Today I Hung Pictures
When I went to the hardware store on Thursday, I bought some heavy-duty hollow wall anchors. They have a sharp piercing point, wide threads, and a philips top. You pound them into the wall up to the thread and then turn them the rest of the way in with a philips-head screwdriver. This morning I started hauling pictures out of storage, pictures that I haven't seen in fifteen years.
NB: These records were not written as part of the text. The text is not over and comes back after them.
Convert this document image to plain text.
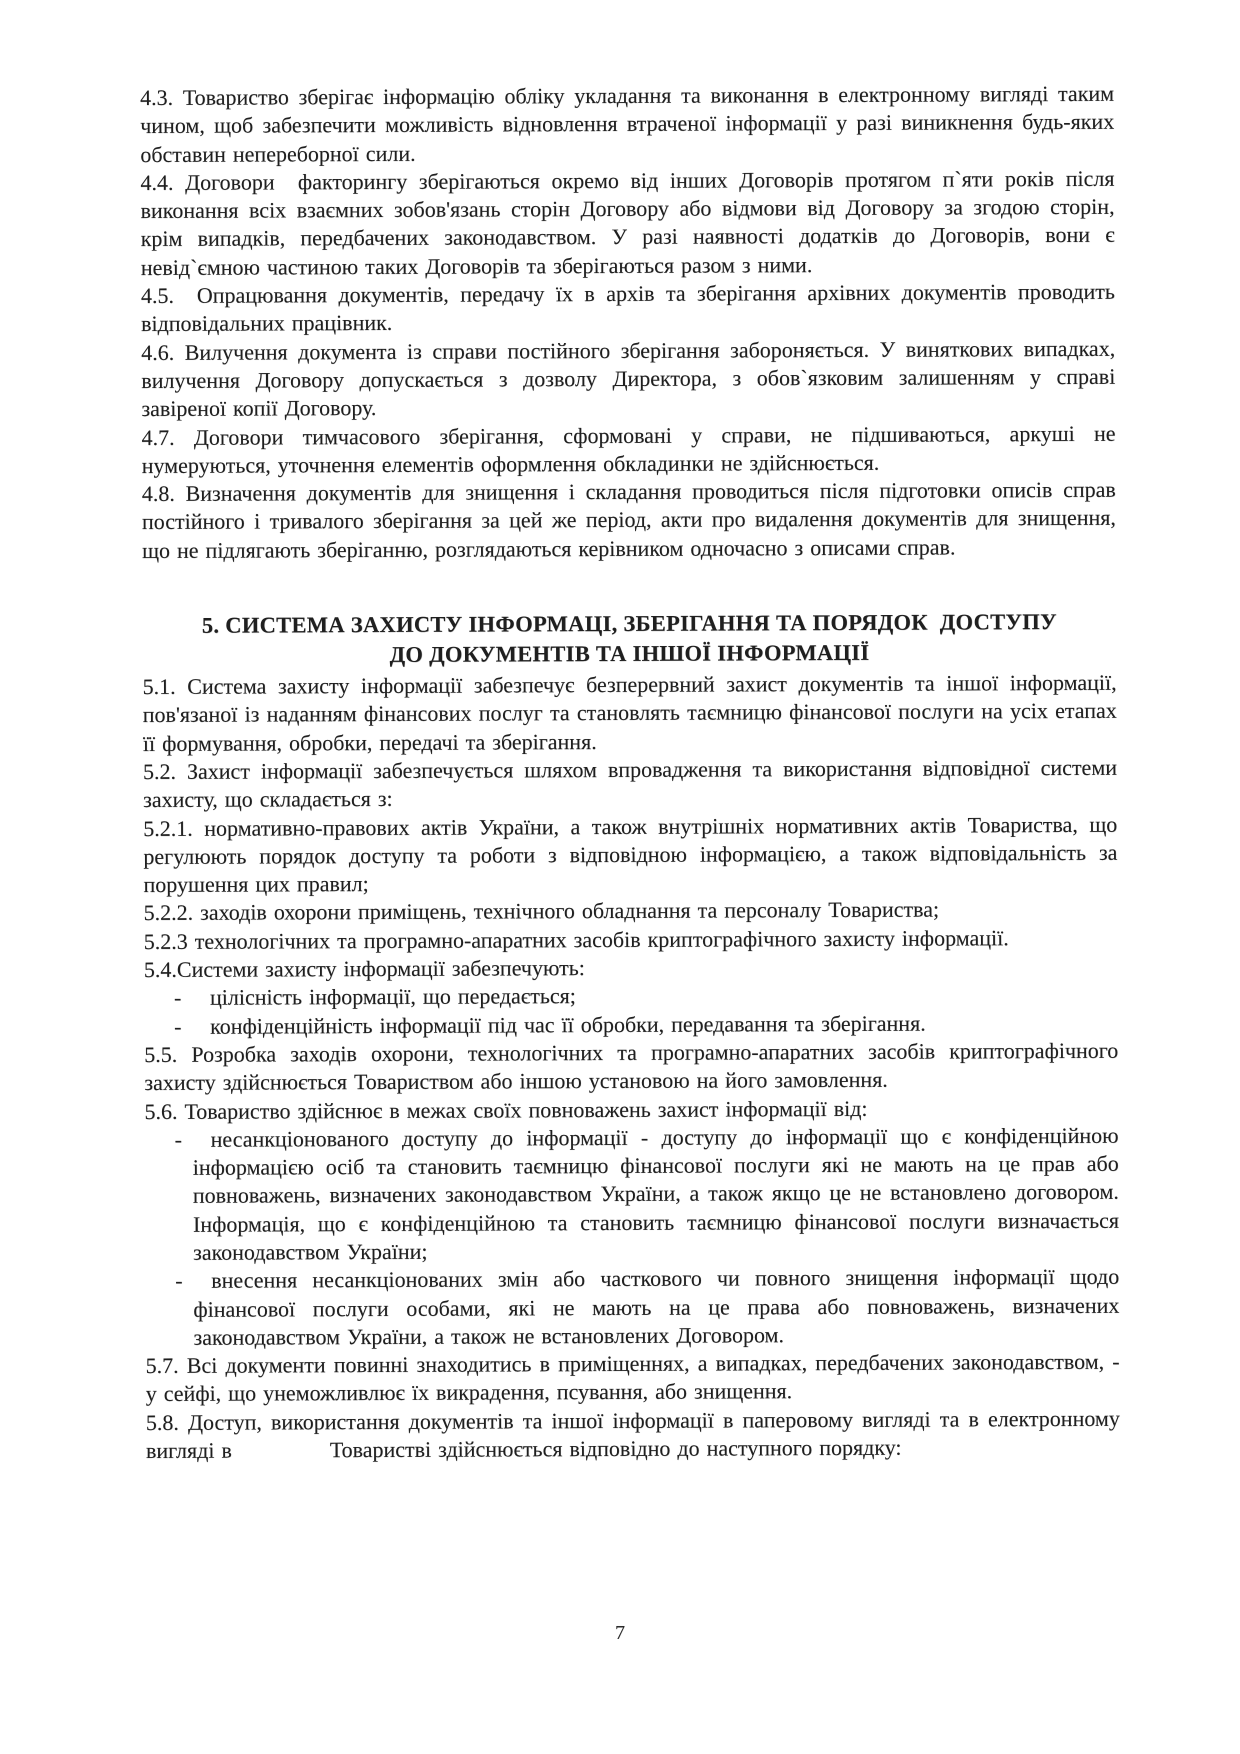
4.3. Товариство зберігає інформацію обліку укладання та виконання в електронному вигляді таким чином, щоб забезпечити можливість відновлення втраченої інформації у разі виникнення будь-яких обставин непереборної сили.

4.4. Договори  факторингу зберігаються окремо від інших Договорів протягом п`яти років після виконання всіх взаємних зобов'язань сторін Договору або відмови від Договору за згодою сторін, крім випадків, передбачених законодавством. У разі наявності додатків до Договорів, вони є невід`ємною частиною таких Договорів та зберігаються разом з ними.

4.5.  Опрацювання документів, передачу їх в архів та зберігання архівних документів проводить відповідальних працівник.

4.6. Вилучення документа із справи постійного зберігання забороняється. У виняткових випадках, вилучення Договору допускається з дозволу Директора, з обов`язковим залишенням у справі завіреної копії Договору.

4.7. Договори тимчасового зберігання, сформовані у справи, не підшиваються, аркуші не нумеруються, уточнення елементів оформлення обкладинки не здійснюється.

4.8. Визначення документів для знищення і складання проводиться після підготовки описів справ постійного і тривалого зберігання за цей же період, акти про видалення документів для знищення, що не підлягають зберіганню, розглядаються керівником одночасно з описами справ.

5. СИСТЕМА ЗАХИСТУ ІНФОРМАЦІ, ЗБЕРІГАННЯ ТА ПОРЯДОК  ДОСТУПУ
ДО ДОКУМЕНТІВ ТА ІНШОЇ ІНФОРМАЦІЇ

5.1. Система захисту інформації забезпечує безперервний захист документів та іншої інформації, пов'язаної із наданням фінансових послуг та становлять таємницю фінансової послуги на усіх етапах її формування, обробки, передачі та зберігання.

5.2. Захист інформації забезпечується шляхом впровадження та використання відповідної системи захисту, що складається з:

5.2.1. нормативно-правових актів України, а також внутрішніх нормативних актів Товариства, що регулюють порядок доступу та роботи з відповідною інформацією, а також відповідальність за порушення цих правил;

5.2.2. заходів охорони приміщень, технічного обладнання та персоналу Товариства;

5.2.3 технологічних та програмно-апаратних засобів криптографічного захисту інформації.

5.4.Системи захисту інформації забезпечують:

- цілісність інформації, що передається;
- конфіденційність інформації під час її обробки, передавання та зберігання.

5.5. Розробка заходів охорони, технологічних та програмно-апаратних засобів криптографічного захисту здійснюється Товариством або іншою установою на його замовлення.

5.6. Товариство здійснює в межах своїх повноважень захист інформації від:

- несанкціонованого доступу до інформації - доступу до інформації що є конфіденційною інформацією осіб та становить таємницю фінансової послуги які не мають на це прав або повноважень, визначених законодавством України, а також якщо це не встановлено договором. Інформація, що є конфіденційною та становить таємницю фінансової послуги визначається законодавством України;
- внесення несанкціонованих змін або часткового чи повного знищення інформації щодо фінансової послуги особами, які не мають на це права або повноважень, визначених законодавством України, а також не встановлених Договором.

5.7. Всі документи повинні знаходитись в приміщеннях, а випадках, передбачених законодавством, - у сейфі, що унеможливлює їх викрадення, псування, або знищення.

5.8. Доступ, використання документів та іншої інформації в паперовому вигляді та в електронному вигляді в              Товаристві здійснюється відповідно до наступного порядку:

7
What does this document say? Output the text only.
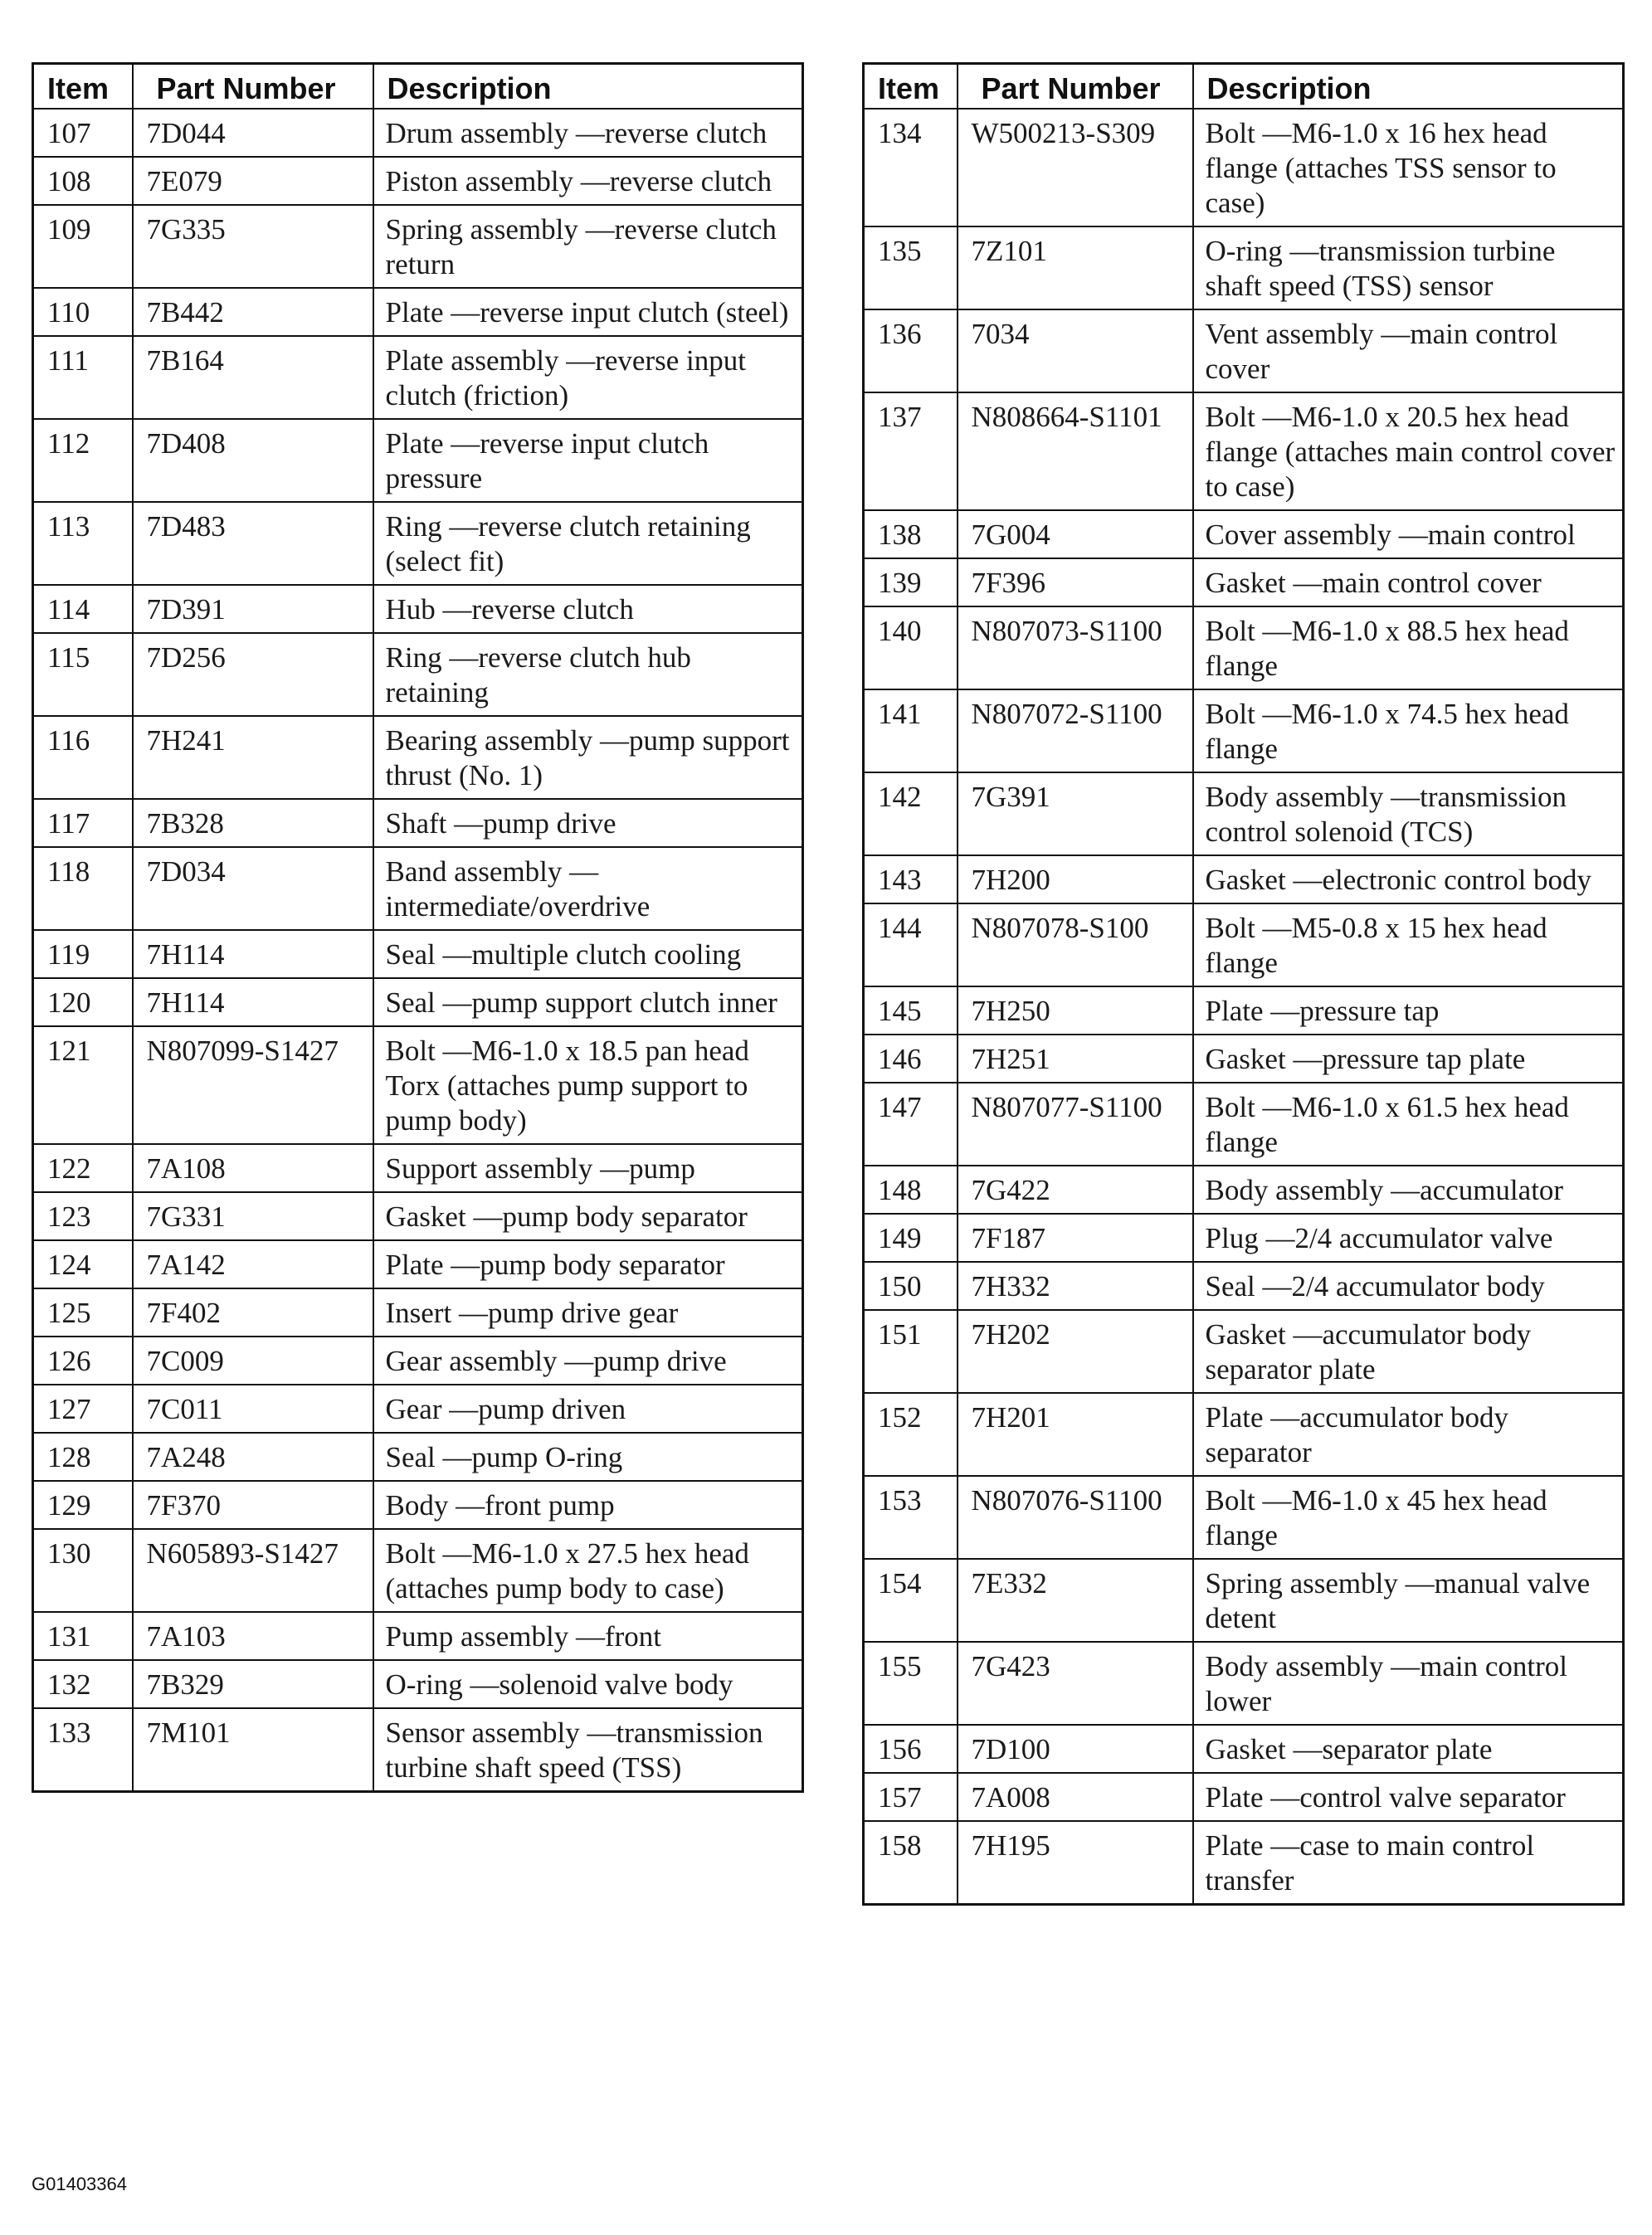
Item	Part Number	Description
107	7D044	Drum assembly —reverse clutch
108	7E079	Piston assembly —reverse clutch
109	7G335	Spring assembly —reverse clutch return
110	7B442	Plate —reverse input clutch (steel)
111	7B164	Plate assembly —reverse input clutch (friction)
112	7D408	Plate —reverse input clutch pressure
113	7D483	Ring —reverse clutch retaining (select fit)
114	7D391	Hub —reverse clutch
115	7D256	Ring —reverse clutch hub retaining
116	7H241	Bearing assembly —pump support thrust (No. 1)
117	7B328	Shaft —pump drive
118	7D034	Band assembly —intermediate/overdrive
119	7H114	Seal —multiple clutch cooling
120	7H114	Seal —pump support clutch inner
121	N807099-S1427	Bolt —M6-1.0 x 18.5 pan head Torx (attaches pump support to pump body)
122	7A108	Support assembly —pump
123	7G331	Gasket —pump body separator
124	7A142	Plate —pump body separator
125	7F402	Insert —pump drive gear
126	7C009	Gear assembly —pump drive
127	7C011	Gear —pump driven
128	7A248	Seal —pump O-ring
129	7F370	Body —front pump
130	N605893-S1427	Bolt —M6-1.0 x 27.5 hex head (attaches pump body to case)
131	7A103	Pump assembly —front
132	7B329	O-ring —solenoid valve body
133	7M101	Sensor assembly —transmission turbine shaft speed (TSS)
Item	Part Number	Description
134	W500213-S309	Bolt —M6-1.0 x 16 hex head flange (attaches TSS sensor to case)
135	7Z101	O-ring —transmission turbine shaft speed (TSS) sensor
136	7034	Vent assembly —main control cover
137	N808664-S1101	Bolt —M6-1.0 x 20.5 hex head flange (attaches main control cover to case)
138	7G004	Cover assembly —main control
139	7F396	Gasket —main control cover
140	N807073-S1100	Bolt —M6-1.0 x 88.5 hex head flange
141	N807072-S1100	Bolt —M6-1.0 x 74.5 hex head flange
142	7G391	Body assembly —transmission control solenoid (TCS)
143	7H200	Gasket —electronic control body
144	N807078-S100	Bolt —M5-0.8 x 15 hex head flange
145	7H250	Plate —pressure tap
146	7H251	Gasket —pressure tap plate
147	N807077-S1100	Bolt —M6-1.0 x 61.5 hex head flange
148	7G422	Body assembly —accumulator
149	7F187	Plug —2/4 accumulator valve
150	7H332	Seal —2/4 accumulator body
151	7H202	Gasket —accumulator body separator plate
152	7H201	Plate —accumulator body separator
153	N807076-S1100	Bolt —M6-1.0 x 45 hex head flange
154	7E332	Spring assembly —manual valve detent
155	7G423	Body assembly —main control lower
156	7D100	Gasket —separator plate
157	7A008	Plate —control valve separator
158	7H195	Plate —case to main control transfer
G01403364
Two of the pictures I unearthed are a pair of batiks that a friend sent me from Viet Nam when he was stationed over there in the late 1960s. (He wasn't in the military; he was with some organization that tried to help the war victims get their lives back together.) I had them framed about ten years later. One is a geometric abstract in browns and grays, and the other is a kneeling figure in greens and blues. The friend who gave them to me, a well-known science fiction enthusiast, died about three years ago of leukemia and I will think of him when I admire them.
Another of the pictures is a delightful print of three Spanish galleons, presumably Christopher Columbus's fleet, sailing over the edge of the world. I bought it at a decorative arts convention in the early 1980s. It's amusing to realize that it could now pass for an illustration from Terry Pratchett's Diskworld series, because the Diskworld IS flat, with an ocean pouring over the edges.
The largest piece is one that I haven't been able to hang yet. It's called "The White Tower," and is a picture of Saruman's Orthanc, from "The Lord of the Rings." I've got the wall anchor and screw in place, but at 3' x 4' it's too bulky for me to see around it to get the wire over the hanger. It's not heavy, merely awkward. A friend is coming over in a couple of days to take away a mower that isn't working, and I'll ask him to help me get it on the wall. He's 6'4" so it should be a snap for him!
Besides these, I've hung several smaller pictures, including some of my own artwork, and my downstairs now looks much more friendly and "lived in." It soothes my soul.